Dalam hukum keperdataan prinsip-prinsip tanggung jawab dapat dibedakan sebagai berikut :
a.       Prinsip tanggung jawab berdasarkan adanya unsur kesalahan (liability based on fault)
Sejarah lahirnya prinsip tanggung jawab berdasarkan kesalahan pada awalnya dikenal dalam budaya Babylonia kuno, kemudian dikembangkan pada masa Romawi dalam doktrin “culpa” dalam “lex equila”, dimana setiap kerugian baik sengaja maupun tidak sengaja harus selalu diberikan santunan. Kemudian prinsip ini menjadi hukum Romawi moderen sebagaimana dapat dilihat pada pasal 1382 Code Civil Prancis yang berbunyi “any act whatever  done by a man which cause demage to anather obliges  him by whose fault the demage was cause to repair it”.
Belanda mengadopsi pasal tersebut dari Prancis sebagai bekas jajahannya.

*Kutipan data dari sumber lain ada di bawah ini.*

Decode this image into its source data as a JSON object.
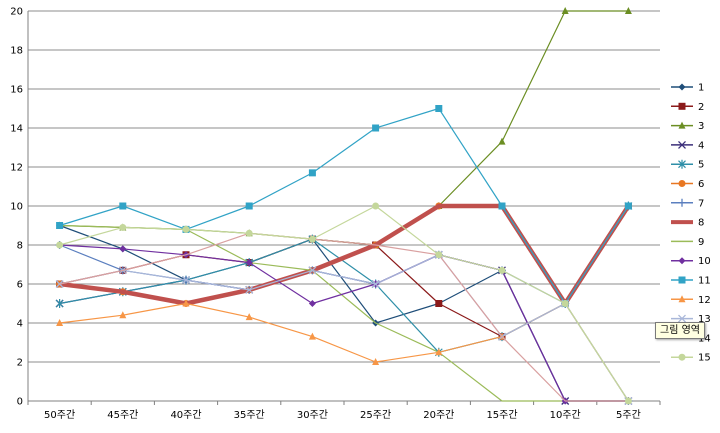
{
  "tooltip_text": "그림 영역",
  "chart_data": {
    "type": "line",
    "title": "",
    "xlabel": "",
    "ylabel": "",
    "ylim": [
      0,
      20
    ],
    "yticks": [
      0,
      2,
      4,
      6,
      8,
      10,
      12,
      14,
      16,
      18,
      20
    ],
    "grid": true,
    "legend": "right",
    "categories": [
      "50주간",
      "45주간",
      "40주간",
      "35주간",
      "30주간",
      "25주간",
      "20주간",
      "15주간",
      "10주간",
      "5주간"
    ],
    "series": [
      {
        "name": "1",
        "color": "#1f4e79",
        "marker": "diamond",
        "width": 1.2,
        "values": [
          9,
          7.8,
          6.2,
          7.1,
          8.3,
          4,
          5,
          6.7,
          0,
          0
        ]
      },
      {
        "name": "2",
        "color": "#8b1a1a",
        "marker": "square",
        "width": 1.2,
        "values": [
          6,
          6.7,
          7.5,
          7.1,
          8.3,
          8,
          5,
          3.3,
          5,
          10
        ]
      },
      {
        "name": "3",
        "color": "#6b8e23",
        "marker": "triangle",
        "width": 1.2,
        "values": [
          9,
          8.9,
          8.8,
          8.6,
          8.3,
          8,
          10,
          13.3,
          20,
          20
        ]
      },
      {
        "name": "4",
        "color": "#3b2f7a",
        "marker": "x",
        "width": 1.2,
        "values": [
          5,
          5.6,
          6.2,
          5.7,
          6.7,
          6,
          7.5,
          6.7,
          0,
          0
        ]
      },
      {
        "name": "5",
        "color": "#2f8fa8",
        "marker": "star",
        "width": 1.2,
        "values": [
          5,
          5.6,
          6.2,
          7.1,
          8.3,
          6,
          2.5,
          3.3,
          5,
          10
        ]
      },
      {
        "name": "6",
        "color": "#e87722",
        "marker": "circle",
        "width": 1.2,
        "values": [
          6,
          5.6,
          5,
          5.7,
          6.7,
          8,
          10,
          10,
          5,
          10
        ]
      },
      {
        "name": "7",
        "color": "#5b7fbf",
        "marker": "plus",
        "width": 1.2,
        "values": [
          8,
          6.7,
          6.2,
          5.7,
          6.7,
          6,
          7.5,
          6.7,
          5,
          0
        ]
      },
      {
        "name": "8",
        "color": "#c0504d",
        "marker": "none",
        "width": 4.5,
        "values": [
          6,
          5.6,
          5,
          5.7,
          6.7,
          8,
          10,
          10,
          5,
          10
        ]
      },
      {
        "name": "9",
        "color": "#9bbb59",
        "marker": "none",
        "width": 1.2,
        "values": [
          9,
          8.9,
          8.8,
          7.1,
          6.7,
          4,
          2.5,
          0,
          0,
          0
        ]
      },
      {
        "name": "10",
        "color": "#7030a0",
        "marker": "diamond",
        "width": 1.2,
        "values": [
          8,
          7.8,
          7.5,
          7.1,
          5,
          6,
          7.5,
          6.7,
          0,
          0
        ]
      },
      {
        "name": "11",
        "color": "#31a3c6",
        "marker": "square",
        "width": 1.2,
        "values": [
          9,
          10,
          8.8,
          10,
          11.7,
          14,
          15,
          10,
          5,
          10
        ]
      },
      {
        "name": "12",
        "color": "#f79646",
        "marker": "triangle",
        "width": 1.2,
        "values": [
          4,
          4.4,
          5,
          4.3,
          3.3,
          2,
          2.5,
          3.3,
          5,
          0
        ]
      },
      {
        "name": "13",
        "color": "#a9b7d9",
        "marker": "x",
        "width": 1.2,
        "values": [
          6,
          6.7,
          6.2,
          5.7,
          6.7,
          6,
          7.5,
          3.3,
          5,
          0
        ]
      },
      {
        "name": "14",
        "color": "#d9a0a0",
        "marker": "none",
        "width": 1.2,
        "values": [
          6,
          6.7,
          7.5,
          8.6,
          8.3,
          8,
          7.5,
          3.3,
          0,
          0
        ]
      },
      {
        "name": "15",
        "color": "#c4d79b",
        "marker": "circle",
        "width": 1.2,
        "values": [
          8,
          8.9,
          8.8,
          8.6,
          8.3,
          10,
          7.5,
          6.7,
          5,
          0
        ]
      }
    ]
  }
}
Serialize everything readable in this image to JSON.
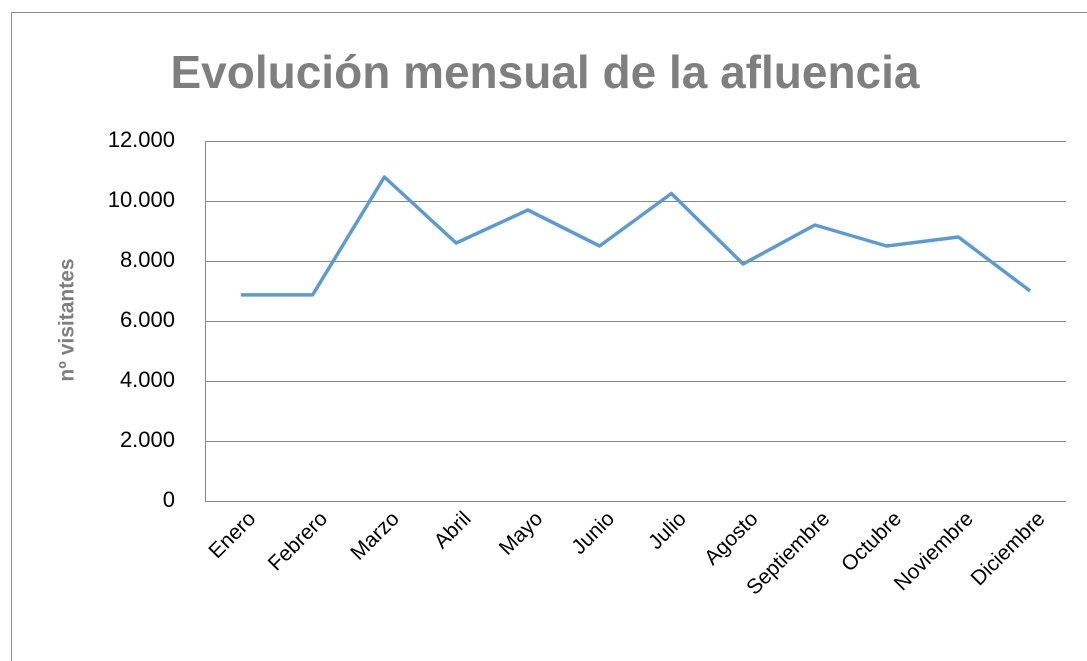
{
  "chart_data": {
    "type": "line",
    "title": "Evolución mensual de la afluencia",
    "y_label": "nº visitantes",
    "categories": [
      "Enero",
      "Febrero",
      "Marzo",
      "Abril",
      "Mayo",
      "Junio",
      "Julio",
      "Agosto",
      "Septiembre",
      "Octubre",
      "Noviembre",
      "Diciembre"
    ],
    "values": [
      6870,
      6870,
      10800,
      8600,
      9700,
      8500,
      10250,
      7900,
      9200,
      8500,
      8800,
      7000
    ],
    "color": "#5b9bd5",
    "ylim": [
      0,
      12000
    ],
    "yticks": [
      0,
      {
        "value": 2000,
        "label": "2.000"
      },
      {
        "value": 4000,
        "label": "4.000"
      },
      {
        "value": 6000,
        "label": "6.000"
      },
      {
        "value": 8000,
        "label": "8.000"
      },
      {
        "value": 10000,
        "label": "10.000"
      },
      {
        "value": 12000,
        "label": "12.000"
      }
    ],
    "grid": true
  }
}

Hal ini dapat terlihat pada pasal 1401 BW yang berbunyi “elke onrechtmatige daad, waardoor aan een order schade wordr toegebracht, stelt dangenen door wins schuld de schade veroorzaakt isi n de verpligheid veroorzaakt heeft”. Sedangkan pasal tersebut di Indonesia diberlakukan prinsip tanggung jawab  berdasarkan kesalahan adalah atas asas kongkordansi. Ketentuan tanggung jawab atas kesalahan yang dituangkan dalam pasal 1365 KUHPer yang berbunyi “tiap perbuatan melanggar hukum yang membawa kerugian kepada orang lain, mewajibkan orang, karena salahnya menerbitkan kerugian tersebut”[37].
Pasal 1365 KUHper ini tidak merumuskan perbuatan melawan hukum (onrechtmatige daad), tetapi hanya mengemukakan unsur-unsur yang harus dipenuhi agar suatu perbuatan dapat dikuantifikasikan sebagai “perbuatan melawan hukum”. Adapun unsur-unsur perbuatan melawan hukum itu adalah sebagai berikut[38] :
1.      Adanya perbuatan melawan hukum dari tergugat;
2.      Perbuatan itu dapat dipersalahkan kepadanya;
3.      Adanya kerugian yang diderita penggugat sebagai akibat kesalahan tersebut.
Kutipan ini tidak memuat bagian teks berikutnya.